Комиссар пристально посмотрел на Калева.
— Но вы все-таки обиделись на него, что он вас оштрафовал?
— Ну, немного, конечно, обиделся.
— Немного или много?
— Может, даже много.
— Столько, чтобы при случае с ним расквитаться?
— Об этом я не думал.
— Но, по вашему мнению, он оштрафовал вас несправедливо?
— Нет, почему, он имел на это право.
— Юридическое, но моральное?
— Нет, морального, конечно, не имел.
Комиссар еще раз пристально посмотрел на Калева.
— И за это вы убили его?
— Только мысленно, — ответил Калев не задумываясь.
— В каком смысле?
— Ну, я сказал себе беззвучно: «Чтоб ты сдох!»
Диана удивилась — она-то думала, что такие кровожадные импульсы свойственны только ей…
— Но так ведь и случилось? — продолжил комиссар.
— Вы считаете, что можно убить человека одной мыслью?
В голосе Калева прозвучала ирония, и бритоголовый мгновенно поменял тему.
— После поезда вы его не встречали?
— Живым — нет.
Комиссар умолк, а затем повернулся в сторону Дианы и померил ее длинным оценивающим взглядом.
— Вы подтверждаете все, что сказал ваш муж?
— Да.
— Ничего добавлять не желаете?
— Нет.
Комиссар как будто хотел задать еще один вопрос, но неожиданно передумал, подтянулся, и обратился снова к Калеву:
— Ну хорошо, сейчас поздно, но нам надо еще поговорить. Я заеду к вам завтра. В два часа подойдет?
— Мы собирались завтра посетить Модену.
— А вот это я попрошу вас не делать, — сказал комиссар быстро.
— Вы хотите взять у нас подписку о невыезде?
— Нет, что вы. — заулыбался комиссар. — Но я попрошу уважить мою просьбу.
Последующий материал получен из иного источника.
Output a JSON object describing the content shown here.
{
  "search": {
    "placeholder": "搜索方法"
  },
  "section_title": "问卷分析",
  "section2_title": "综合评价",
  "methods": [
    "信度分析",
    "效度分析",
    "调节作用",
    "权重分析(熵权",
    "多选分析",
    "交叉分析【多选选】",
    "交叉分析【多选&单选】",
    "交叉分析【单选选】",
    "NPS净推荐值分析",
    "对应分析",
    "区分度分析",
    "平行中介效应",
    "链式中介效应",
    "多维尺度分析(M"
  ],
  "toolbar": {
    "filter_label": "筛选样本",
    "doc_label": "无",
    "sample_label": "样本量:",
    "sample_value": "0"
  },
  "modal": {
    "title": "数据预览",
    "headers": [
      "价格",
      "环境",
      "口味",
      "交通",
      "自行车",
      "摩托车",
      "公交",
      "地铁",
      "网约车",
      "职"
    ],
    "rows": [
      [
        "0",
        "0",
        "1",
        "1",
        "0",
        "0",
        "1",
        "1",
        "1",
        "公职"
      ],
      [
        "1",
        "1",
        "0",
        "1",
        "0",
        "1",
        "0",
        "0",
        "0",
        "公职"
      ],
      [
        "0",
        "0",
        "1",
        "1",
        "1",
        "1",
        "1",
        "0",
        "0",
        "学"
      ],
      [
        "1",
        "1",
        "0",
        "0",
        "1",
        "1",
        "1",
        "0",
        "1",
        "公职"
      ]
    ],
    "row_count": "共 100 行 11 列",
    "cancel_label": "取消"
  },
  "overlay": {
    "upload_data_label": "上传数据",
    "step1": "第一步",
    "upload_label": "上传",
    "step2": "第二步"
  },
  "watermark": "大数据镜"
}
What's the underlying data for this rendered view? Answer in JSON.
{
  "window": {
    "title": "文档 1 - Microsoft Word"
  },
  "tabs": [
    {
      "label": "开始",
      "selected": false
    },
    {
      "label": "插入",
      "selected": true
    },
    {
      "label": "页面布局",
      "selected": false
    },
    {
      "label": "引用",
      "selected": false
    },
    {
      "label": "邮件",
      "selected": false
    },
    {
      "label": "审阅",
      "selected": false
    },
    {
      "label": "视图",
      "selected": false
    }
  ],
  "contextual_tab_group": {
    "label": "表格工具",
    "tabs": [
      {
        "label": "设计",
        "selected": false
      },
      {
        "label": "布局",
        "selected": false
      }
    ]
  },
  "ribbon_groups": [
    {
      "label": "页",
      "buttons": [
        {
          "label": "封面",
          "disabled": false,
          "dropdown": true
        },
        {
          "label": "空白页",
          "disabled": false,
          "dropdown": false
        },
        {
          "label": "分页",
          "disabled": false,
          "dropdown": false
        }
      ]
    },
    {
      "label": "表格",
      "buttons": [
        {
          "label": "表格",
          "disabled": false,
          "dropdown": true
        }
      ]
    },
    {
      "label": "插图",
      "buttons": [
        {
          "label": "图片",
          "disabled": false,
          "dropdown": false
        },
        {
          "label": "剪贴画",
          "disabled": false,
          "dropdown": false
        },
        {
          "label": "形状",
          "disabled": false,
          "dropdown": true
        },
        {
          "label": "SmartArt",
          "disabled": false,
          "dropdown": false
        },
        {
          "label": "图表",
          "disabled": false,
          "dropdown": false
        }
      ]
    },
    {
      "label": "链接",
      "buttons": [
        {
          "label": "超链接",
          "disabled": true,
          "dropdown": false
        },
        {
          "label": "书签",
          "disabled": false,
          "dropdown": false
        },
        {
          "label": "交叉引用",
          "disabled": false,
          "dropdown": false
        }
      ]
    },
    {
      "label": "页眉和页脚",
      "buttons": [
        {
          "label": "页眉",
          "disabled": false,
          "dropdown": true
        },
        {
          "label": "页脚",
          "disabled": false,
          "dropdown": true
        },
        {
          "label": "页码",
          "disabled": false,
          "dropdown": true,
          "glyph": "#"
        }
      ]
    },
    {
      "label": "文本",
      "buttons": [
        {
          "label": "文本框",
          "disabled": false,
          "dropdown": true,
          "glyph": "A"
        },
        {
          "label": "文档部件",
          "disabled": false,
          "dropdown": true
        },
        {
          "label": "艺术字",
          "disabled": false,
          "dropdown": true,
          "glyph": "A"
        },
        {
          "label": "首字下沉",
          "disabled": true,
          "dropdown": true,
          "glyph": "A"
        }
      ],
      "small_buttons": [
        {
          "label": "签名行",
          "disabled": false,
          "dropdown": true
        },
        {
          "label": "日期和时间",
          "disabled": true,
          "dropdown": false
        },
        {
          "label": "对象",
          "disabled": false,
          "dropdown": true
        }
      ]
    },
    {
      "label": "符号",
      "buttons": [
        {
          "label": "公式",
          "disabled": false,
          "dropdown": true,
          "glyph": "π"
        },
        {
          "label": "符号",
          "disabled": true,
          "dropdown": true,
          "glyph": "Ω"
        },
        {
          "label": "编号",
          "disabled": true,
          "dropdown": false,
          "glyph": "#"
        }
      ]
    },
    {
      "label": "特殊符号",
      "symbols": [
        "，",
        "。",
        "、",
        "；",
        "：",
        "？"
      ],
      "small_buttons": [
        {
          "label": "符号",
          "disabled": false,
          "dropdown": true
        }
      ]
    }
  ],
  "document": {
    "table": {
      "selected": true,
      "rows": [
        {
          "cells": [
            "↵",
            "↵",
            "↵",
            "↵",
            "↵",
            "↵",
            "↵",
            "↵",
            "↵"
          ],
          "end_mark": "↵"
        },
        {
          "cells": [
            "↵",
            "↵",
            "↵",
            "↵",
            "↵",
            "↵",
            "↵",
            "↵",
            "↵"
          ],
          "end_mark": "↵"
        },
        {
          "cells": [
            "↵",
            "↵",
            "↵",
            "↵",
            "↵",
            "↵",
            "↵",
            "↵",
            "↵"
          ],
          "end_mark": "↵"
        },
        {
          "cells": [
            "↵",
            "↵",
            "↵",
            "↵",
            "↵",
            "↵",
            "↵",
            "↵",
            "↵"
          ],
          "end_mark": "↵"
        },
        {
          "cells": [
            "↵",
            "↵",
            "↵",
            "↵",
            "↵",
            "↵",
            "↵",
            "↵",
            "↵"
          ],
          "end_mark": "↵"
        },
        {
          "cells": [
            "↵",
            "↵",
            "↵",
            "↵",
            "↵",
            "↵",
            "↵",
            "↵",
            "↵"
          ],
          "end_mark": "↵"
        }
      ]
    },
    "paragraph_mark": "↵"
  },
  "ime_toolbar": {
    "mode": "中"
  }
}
Как-никак, но мы имеем дело с преступлением. Очень может быть, что даже с убийством.
Он оглядел всех троих, и объявил:
— А теперь, пожалуйста, следуйте за мною в дом.
Диана взглянула на Калева, по виду мужа было понятно, что он догадывается, к чему эта процессия. Все машины, кроме той, огромной, из которой вылез комиссар, успели уехать, в ней неподвижно сидел водитель и слушал монотонный тум-тум современной так называемой музыки.
Они вошли в дом, поднялись на второй этаж, и комиссар показал на дверь флейтиста — она была приоткрыта.
— Вы в таком виде оставили квартиру, когда уходили на спектакль?
— Нет, конечно, нет, — пробормотал флейтист. — О боже! Значит, я был прав…
Шатаясь, он вошел.
— А вы, когда выходили, не заметили, в каком положении была дверь? — обратился комиссар к Калеву.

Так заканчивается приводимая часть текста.